GitHub Trending - #1 Repository Of The Day

TensorZero is an open-source LLMOps platform that unifies:

  • Gateway: access every LLM provider through a unified API, built for performance (<1ms p99 latency)
  • Observability: store inferences and feedback in your database, available programmatically or in the UI
  • Evaluation: benchmark individual inferences or end-to-end workflows using heuristics, LLM judges, etc.
  • Optimization: collect metrics and human feedback to optimize prompts, models, and inference strategies
  • Experimentation: ship with confidence with built-in A/B testing, routing, fallbacks, retries, etc.

You can take what you need, adopt incrementally, and complement with other tools. It plays nicely with the OpenAI SDK, OpenTelemetry, and every major LLM provider.

TensorZero is used by companies ranging from frontier AI startups to the Fortune 10 and fuels ~1% of global LLM API spend today.

Demo

tensorzero-demo.mp4

Features

Note

🆕 TensorZero Autopilot

TensorZero Autopilot is an automated AI engineer powered by TensorZero that analyzes LLM observability data, sets up evals, optimizes prompts and models, and runs A/B tests.

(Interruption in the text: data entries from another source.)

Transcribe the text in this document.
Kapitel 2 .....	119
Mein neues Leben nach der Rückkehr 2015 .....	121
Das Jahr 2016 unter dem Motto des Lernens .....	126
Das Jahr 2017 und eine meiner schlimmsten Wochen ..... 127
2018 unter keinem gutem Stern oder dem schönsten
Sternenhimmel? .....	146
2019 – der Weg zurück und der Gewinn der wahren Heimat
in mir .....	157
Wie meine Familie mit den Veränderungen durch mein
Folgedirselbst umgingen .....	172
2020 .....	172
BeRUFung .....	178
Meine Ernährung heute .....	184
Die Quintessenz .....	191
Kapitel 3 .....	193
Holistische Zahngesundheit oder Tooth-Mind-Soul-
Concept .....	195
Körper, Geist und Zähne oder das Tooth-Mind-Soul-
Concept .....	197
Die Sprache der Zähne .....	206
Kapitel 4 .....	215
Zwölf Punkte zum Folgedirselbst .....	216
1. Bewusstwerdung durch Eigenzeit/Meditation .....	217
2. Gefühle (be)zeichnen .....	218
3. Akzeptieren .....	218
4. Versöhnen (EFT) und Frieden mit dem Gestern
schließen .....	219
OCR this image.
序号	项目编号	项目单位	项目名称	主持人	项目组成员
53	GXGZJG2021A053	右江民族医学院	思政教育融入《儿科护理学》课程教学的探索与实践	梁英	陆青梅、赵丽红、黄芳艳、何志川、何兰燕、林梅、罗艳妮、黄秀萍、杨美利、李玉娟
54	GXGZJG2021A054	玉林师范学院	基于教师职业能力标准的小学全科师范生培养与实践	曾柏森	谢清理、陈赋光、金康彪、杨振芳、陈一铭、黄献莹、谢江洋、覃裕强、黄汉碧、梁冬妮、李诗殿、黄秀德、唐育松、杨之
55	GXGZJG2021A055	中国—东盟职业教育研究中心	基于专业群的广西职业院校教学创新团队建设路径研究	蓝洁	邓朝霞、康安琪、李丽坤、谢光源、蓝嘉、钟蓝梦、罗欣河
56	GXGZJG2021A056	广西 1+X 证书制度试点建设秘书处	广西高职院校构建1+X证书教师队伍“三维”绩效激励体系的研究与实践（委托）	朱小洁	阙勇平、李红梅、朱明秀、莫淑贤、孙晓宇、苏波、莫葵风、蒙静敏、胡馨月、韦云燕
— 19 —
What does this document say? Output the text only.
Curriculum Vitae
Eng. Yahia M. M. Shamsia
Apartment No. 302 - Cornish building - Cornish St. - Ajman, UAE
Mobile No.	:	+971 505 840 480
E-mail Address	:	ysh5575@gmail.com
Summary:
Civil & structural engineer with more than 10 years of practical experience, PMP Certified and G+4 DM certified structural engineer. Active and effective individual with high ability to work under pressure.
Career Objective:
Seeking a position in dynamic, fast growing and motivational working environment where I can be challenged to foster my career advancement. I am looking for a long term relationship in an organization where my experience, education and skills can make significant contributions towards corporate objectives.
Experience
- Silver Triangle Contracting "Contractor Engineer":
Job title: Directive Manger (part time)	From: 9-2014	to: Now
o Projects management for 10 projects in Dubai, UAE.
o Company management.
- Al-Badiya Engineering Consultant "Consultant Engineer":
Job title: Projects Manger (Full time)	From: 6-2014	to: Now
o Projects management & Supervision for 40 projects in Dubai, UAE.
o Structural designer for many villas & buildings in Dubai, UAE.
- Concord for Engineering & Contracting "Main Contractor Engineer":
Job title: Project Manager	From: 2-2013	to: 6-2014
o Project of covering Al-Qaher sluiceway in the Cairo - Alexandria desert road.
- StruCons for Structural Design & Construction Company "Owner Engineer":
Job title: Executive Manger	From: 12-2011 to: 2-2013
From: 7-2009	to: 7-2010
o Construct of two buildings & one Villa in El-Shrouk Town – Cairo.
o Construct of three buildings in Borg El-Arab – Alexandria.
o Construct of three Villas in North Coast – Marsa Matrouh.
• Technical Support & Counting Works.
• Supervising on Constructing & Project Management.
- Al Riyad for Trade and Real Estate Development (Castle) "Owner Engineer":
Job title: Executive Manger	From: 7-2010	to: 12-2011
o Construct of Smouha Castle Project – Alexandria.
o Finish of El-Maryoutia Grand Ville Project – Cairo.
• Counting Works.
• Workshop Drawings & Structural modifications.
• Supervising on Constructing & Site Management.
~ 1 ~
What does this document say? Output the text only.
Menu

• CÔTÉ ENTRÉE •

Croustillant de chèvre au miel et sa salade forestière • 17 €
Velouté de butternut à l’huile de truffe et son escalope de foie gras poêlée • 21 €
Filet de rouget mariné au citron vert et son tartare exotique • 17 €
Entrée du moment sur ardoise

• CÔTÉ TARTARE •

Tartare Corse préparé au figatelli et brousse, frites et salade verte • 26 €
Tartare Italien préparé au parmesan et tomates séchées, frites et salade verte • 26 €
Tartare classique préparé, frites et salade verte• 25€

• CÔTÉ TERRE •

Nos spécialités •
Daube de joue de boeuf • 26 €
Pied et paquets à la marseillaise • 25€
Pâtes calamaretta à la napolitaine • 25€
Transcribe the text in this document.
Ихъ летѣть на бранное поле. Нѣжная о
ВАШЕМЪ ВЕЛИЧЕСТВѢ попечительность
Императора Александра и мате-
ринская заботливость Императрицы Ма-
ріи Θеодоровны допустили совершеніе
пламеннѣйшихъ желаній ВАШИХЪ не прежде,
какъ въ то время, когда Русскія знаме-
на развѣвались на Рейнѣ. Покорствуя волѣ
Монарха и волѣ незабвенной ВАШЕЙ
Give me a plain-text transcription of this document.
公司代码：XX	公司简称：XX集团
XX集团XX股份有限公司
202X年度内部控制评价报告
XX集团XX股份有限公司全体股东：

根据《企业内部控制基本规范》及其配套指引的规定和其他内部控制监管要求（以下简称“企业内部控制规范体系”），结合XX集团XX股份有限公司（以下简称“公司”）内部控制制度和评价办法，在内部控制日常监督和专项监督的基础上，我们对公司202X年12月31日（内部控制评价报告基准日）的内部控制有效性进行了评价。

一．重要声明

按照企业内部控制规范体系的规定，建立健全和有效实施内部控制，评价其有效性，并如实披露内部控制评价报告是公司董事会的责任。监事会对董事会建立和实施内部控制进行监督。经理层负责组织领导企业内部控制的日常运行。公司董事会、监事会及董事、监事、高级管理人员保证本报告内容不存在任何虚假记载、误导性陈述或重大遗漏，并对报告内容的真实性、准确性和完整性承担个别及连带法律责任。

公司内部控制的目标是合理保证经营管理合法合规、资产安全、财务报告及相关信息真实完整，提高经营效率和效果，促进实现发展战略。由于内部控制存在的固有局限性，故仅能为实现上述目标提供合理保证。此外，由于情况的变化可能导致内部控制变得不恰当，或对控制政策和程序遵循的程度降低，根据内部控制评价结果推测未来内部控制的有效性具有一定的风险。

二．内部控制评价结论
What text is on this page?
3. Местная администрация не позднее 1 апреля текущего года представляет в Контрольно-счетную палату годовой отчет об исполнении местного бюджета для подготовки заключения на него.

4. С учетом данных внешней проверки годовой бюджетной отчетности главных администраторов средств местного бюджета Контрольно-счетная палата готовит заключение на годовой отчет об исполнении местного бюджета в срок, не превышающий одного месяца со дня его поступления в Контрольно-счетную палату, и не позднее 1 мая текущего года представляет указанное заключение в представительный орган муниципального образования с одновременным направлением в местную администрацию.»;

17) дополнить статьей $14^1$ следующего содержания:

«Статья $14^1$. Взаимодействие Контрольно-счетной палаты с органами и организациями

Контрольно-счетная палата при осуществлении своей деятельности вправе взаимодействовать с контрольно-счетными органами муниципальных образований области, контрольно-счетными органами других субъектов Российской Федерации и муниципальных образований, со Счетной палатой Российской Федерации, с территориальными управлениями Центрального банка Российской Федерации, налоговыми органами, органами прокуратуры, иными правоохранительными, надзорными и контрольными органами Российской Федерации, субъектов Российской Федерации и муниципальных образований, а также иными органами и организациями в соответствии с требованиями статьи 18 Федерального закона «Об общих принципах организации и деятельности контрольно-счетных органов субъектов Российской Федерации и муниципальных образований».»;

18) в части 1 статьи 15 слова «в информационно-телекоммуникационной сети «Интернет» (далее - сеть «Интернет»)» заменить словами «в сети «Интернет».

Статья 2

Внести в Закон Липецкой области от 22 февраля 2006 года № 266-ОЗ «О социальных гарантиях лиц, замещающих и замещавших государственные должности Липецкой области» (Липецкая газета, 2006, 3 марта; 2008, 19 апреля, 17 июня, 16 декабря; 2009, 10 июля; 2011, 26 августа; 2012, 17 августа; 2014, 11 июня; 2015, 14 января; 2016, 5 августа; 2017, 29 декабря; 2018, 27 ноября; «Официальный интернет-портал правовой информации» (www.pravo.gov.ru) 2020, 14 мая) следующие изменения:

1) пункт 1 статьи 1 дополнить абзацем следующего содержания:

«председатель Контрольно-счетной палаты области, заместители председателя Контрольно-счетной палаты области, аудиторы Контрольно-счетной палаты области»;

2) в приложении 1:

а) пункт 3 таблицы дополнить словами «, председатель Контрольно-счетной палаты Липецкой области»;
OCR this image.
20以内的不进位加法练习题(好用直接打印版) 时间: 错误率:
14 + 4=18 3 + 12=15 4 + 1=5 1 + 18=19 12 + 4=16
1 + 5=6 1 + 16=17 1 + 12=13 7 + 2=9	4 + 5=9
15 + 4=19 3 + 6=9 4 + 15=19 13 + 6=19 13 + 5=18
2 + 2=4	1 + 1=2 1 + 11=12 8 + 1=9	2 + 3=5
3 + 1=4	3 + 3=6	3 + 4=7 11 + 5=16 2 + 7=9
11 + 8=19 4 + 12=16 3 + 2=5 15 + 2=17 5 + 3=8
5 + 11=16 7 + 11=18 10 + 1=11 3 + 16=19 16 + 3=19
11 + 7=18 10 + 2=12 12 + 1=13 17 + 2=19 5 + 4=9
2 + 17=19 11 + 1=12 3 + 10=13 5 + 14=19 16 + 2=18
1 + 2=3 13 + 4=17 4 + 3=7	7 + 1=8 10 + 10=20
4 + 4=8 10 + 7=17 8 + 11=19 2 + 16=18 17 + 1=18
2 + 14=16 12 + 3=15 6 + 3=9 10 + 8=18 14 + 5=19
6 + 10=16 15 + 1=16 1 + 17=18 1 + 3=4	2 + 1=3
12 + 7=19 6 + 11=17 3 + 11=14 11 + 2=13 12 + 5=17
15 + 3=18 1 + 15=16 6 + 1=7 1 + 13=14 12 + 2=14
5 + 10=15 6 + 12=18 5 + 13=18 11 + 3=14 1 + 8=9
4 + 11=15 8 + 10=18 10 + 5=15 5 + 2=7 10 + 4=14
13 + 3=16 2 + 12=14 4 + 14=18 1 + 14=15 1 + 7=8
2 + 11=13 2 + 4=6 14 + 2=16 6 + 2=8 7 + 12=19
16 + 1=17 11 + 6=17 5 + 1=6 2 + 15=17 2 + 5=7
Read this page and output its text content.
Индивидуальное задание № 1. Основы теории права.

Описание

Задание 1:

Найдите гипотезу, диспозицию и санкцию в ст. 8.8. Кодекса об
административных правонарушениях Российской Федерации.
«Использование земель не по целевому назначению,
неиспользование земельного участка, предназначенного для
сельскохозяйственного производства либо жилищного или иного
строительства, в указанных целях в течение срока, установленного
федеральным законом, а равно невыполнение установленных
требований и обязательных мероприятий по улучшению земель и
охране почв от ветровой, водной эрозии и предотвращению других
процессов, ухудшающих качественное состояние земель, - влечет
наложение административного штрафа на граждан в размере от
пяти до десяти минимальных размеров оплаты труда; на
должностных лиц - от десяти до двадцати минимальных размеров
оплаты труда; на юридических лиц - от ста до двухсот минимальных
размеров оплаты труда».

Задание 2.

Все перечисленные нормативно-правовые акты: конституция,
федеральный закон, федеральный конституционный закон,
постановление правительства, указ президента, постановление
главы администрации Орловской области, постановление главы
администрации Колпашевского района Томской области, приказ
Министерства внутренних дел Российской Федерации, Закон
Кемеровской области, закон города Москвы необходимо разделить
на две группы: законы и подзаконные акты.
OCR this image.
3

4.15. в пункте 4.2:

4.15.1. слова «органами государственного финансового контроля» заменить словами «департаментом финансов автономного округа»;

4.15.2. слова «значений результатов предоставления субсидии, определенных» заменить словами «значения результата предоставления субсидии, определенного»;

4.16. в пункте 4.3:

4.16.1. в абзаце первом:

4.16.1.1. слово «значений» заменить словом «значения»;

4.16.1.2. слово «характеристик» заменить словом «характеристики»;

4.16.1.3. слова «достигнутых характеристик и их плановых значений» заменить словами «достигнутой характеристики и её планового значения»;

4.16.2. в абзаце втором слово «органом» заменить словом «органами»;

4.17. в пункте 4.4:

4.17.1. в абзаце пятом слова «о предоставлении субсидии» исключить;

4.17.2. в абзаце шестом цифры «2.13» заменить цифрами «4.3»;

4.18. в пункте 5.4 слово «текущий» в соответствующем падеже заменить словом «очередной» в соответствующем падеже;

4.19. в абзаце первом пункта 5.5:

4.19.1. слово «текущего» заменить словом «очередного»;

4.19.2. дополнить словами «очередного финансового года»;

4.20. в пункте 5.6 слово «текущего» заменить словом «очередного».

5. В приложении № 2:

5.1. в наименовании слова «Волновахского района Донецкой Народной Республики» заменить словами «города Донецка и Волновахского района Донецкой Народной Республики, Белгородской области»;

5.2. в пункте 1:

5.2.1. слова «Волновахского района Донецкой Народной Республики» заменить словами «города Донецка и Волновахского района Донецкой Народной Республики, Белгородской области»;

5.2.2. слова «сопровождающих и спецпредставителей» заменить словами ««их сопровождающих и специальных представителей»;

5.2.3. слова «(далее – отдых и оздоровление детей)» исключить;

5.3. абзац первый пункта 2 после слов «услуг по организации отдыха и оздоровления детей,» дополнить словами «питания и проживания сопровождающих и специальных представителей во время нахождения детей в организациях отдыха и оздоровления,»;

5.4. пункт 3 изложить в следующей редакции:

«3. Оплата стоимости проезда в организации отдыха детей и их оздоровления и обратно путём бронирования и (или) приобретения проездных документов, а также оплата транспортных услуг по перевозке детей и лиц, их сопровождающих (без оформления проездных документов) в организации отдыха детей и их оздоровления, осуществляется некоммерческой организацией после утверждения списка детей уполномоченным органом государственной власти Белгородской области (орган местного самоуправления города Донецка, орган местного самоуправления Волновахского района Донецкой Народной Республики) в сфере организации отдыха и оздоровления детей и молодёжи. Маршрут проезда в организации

It dramatically improves the performance of LLM agents across diverse tasks:

Bar chart showing baseline vs. optimized scores across diverse LLM tasks

Learn more →

🌐 LLM Gateway

Integrate with TensorZero once and access every major LLM provider.

Supported Model Providers

Anthropic, AWS Bedrock, AWS SageMaker, Azure, DeepSeek, Fireworks, GCP Vertex AI Anthropic, GCP Vertex AI Gemini, Google AI Studio (Gemini API), Groq, Hyperbolic, Mistral, OpenAI, OpenRouter, SGLang, TGI, Together AI, vLLM, and xAI (Grok).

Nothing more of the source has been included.